Nicolas Vivant : Nous avons créé France Numérique Libre, un collectif qui fédère les responsables informatiques des collectivités autour des logiciels libres, comblant ainsi un manque d’outils dédiés à leur collaboration.
Thibaud Chambert-Loir : L’ambition de France Numérique Libre est de créer une dynamique collective autour d’un objet partagé, en lien avec l’ANCT et la DINUM.
Que peut apporter l’open source aux collectivités ?
Nicolas Vivant : La souveraineté numérique est devenue un enjeu central, notamment face aux tensions géopolitiques. Les logiciels libres réduisent la dépendance aux acteurs externes et sécurisent les données des administrés. Les échanges entre collectivités enrichissent les projets grâce aux retours terrain, avec déjà des résultats concrets.
Thibaud Chambert-Loir : L’open source repose sur trois piliers : la mutualisation des ressources, les communautés actives et la gouvernance partagée. Depuis 2016, la Loi pour une République numérique impose aux organismes de service public d’ouvrir par défaut leurs données publiques, documents et codes sources. Elle encourage l’utilisation de formats ouverts et de logiciels libres. Dans un contexte budgétaire tendu, mutualiser les ressources est indispensable pour créer des services utiles à tous.

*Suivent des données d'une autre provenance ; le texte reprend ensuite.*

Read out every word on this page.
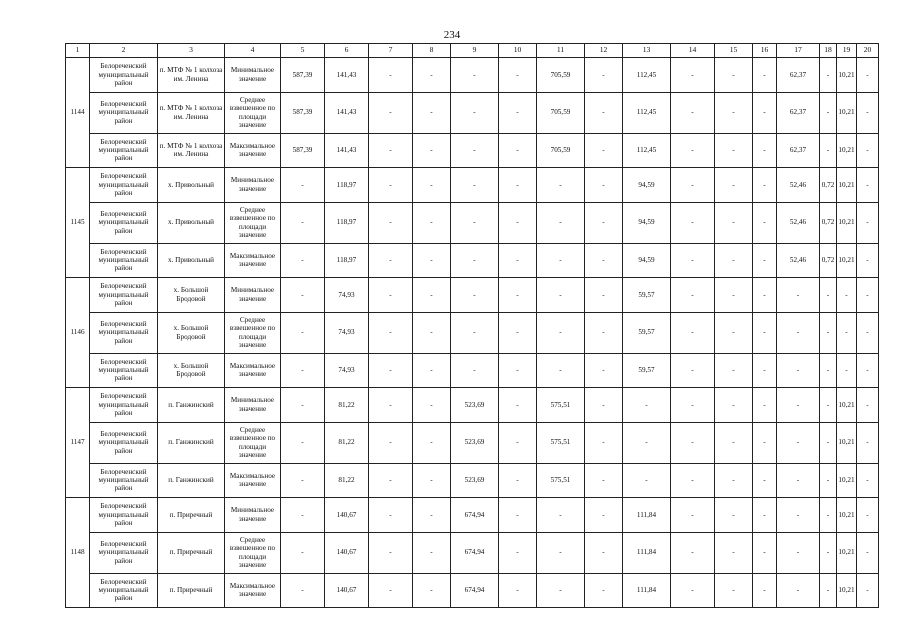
234
1	2	3	4	5	6	7	8	9	10	11	12	13	14	15	16	17	18	19	20
1144	Белореченский муниципальный район	п. МТФ № 1 колхоза им. Ленина	Минимальное значение	587,39	141,43	-	-	-	-	705,59	-	112,45	-	-	-	62,37	-	10,21	-
	Белореченский муниципальный район	п. МТФ № 1 колхоза им. Ленина	Среднее взвешенное по площади значение	587,39	141,43	-	-	-	-	705,59	-	112,45	-	-	-	62,37	-	10,21	-
	Белореченский муниципальный район	п. МТФ № 1 колхоза им. Ленина	Максимальное значение	587,39	141,43	-	-	-	-	705,59	-	112,45	-	-	-	62,37	-	10,21	-
1145	Белореченский муниципальный район	х. Привольный	Минимальное значение	-	118,97	-	-	-	-	-	-	94,59	-	-	-	52,46	0,72	10,21	-
	Белореченский муниципальный район	х. Привольный	Среднее взвешенное по площади значение	-	118,97	-	-	-	-	-	-	94,59	-	-	-	52,46	0,72	10,21	-
	Белореченский муниципальный район	х. Привольный	Максимальное значение	-	118,97	-	-	-	-	-	-	94,59	-	-	-	52,46	0,72	10,21	-
1146	Белореченский муниципальный район	х. Большой Бродовой	Минимальное значение	-	74,93	-	-	-	-	-	-	59,57	-	-	-	-	-	-	-
	Белореченский муниципальный район	х. Большой Бродовой	Среднее взвешенное по площади значение	-	74,93	-	-	-	-	-	-	59,57	-	-	-	-	-	-	-
	Белореченский муниципальный район	х. Большой Бродовой	Максимальное значение	-	74,93	-	-	-	-	-	-	59,57	-	-	-	-	-	-	-
1147	Белореченский муниципальный район	п. Ганжинский	Минимальное значение	-	81,22	-	-	523,69	-	575,51	-	-	-	-	-	-	-	10,21	-
	Белореченский муниципальный район	п. Ганжинский	Среднее взвешенное по площади значение	-	81,22	-	-	523,69	-	575,51	-	-	-	-	-	-	-	10,21	-
	Белореченский муниципальный район	п. Ганжинский	Максимальное значение	-	81,22	-	-	523,69	-	575,51	-	-	-	-	-	-	-	10,21	-
1148	Белореченский муниципальный район	п. Приречный	Минимальное значение	-	140,67	-	-	674,94	-	-	-	111,84	-	-	-	-	-	10,21	-
	Белореченский муниципальный район	п. Приречный	Среднее взвешенное по площади значение	-	140,67	-	-	674,94	-	-	-	111,84	-	-	-	-	-	10,21	-
	Белореченский муниципальный район	п. Приречный	Максимальное значение	-	140,67	-	-	674,94	-	-	-	111,84	-	-	-	-	-	10,21	-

Nicolas Vivant : Oui, et l’open source offre une double opportunité : des économies significatives et un dynamisme accru pour l’écosystème local, renforçant l’autonomie des administrations et l’économie française.
Pouvez-vous présenter une ou deux initiatives emblématiques ?
Nicolas Vivant : Tout à fait. Prenons l’exemple de la ville de Claix, près de Grenoble. Après l’expiration de son logiciel de messagerie, cette collectivité a migré vers une solution open source grâce à un projet collaboratif porté par un syndicat intercommunal, le SITPI, et la DINUM, sans coût public.
Thibaud Chambert-Loir : Les services numériques de l’ANCT mis à disposition des plus petites collectivités, via la Suite territoriale, reposent sur les mêmes principes : open source et gouvernance collaborative associant l’ensemble de l’écosystème (ANSSI, opérateurs publics de services numériques et collectivités). À l’objectif initial — protéger les collectivités les plus vulnérables face aux cyberattaques (« pourquoi ») — s’ajoute désormais un impératif : la collaboration (« comment »).
L’open source doit-elle se développer davantage ? Quels écueils éviter ?
Nicolas Vivant : Oui, l’open source est la réponse la plus adaptée aux enjeux nationaux et européens. L’Europe est aujourd’hui en avance sur les États-Unis dans ce domaine, et la France figure parmi les leaders européens.
Thibaud Chambert-Loir : L’Europe trace une troisième voie numérique, fondée sur la transparence et la coopération. Le défi est de transformer la diversité des acteurs en une richesse et une collaboration effective malgré leurs enjeux parfois divergents. C’est la difficulté principale à laquelle nous faisons face : faire adhérer de très nombreuses parties prenantes sur une vision commune pour une action coordonnée et efficace.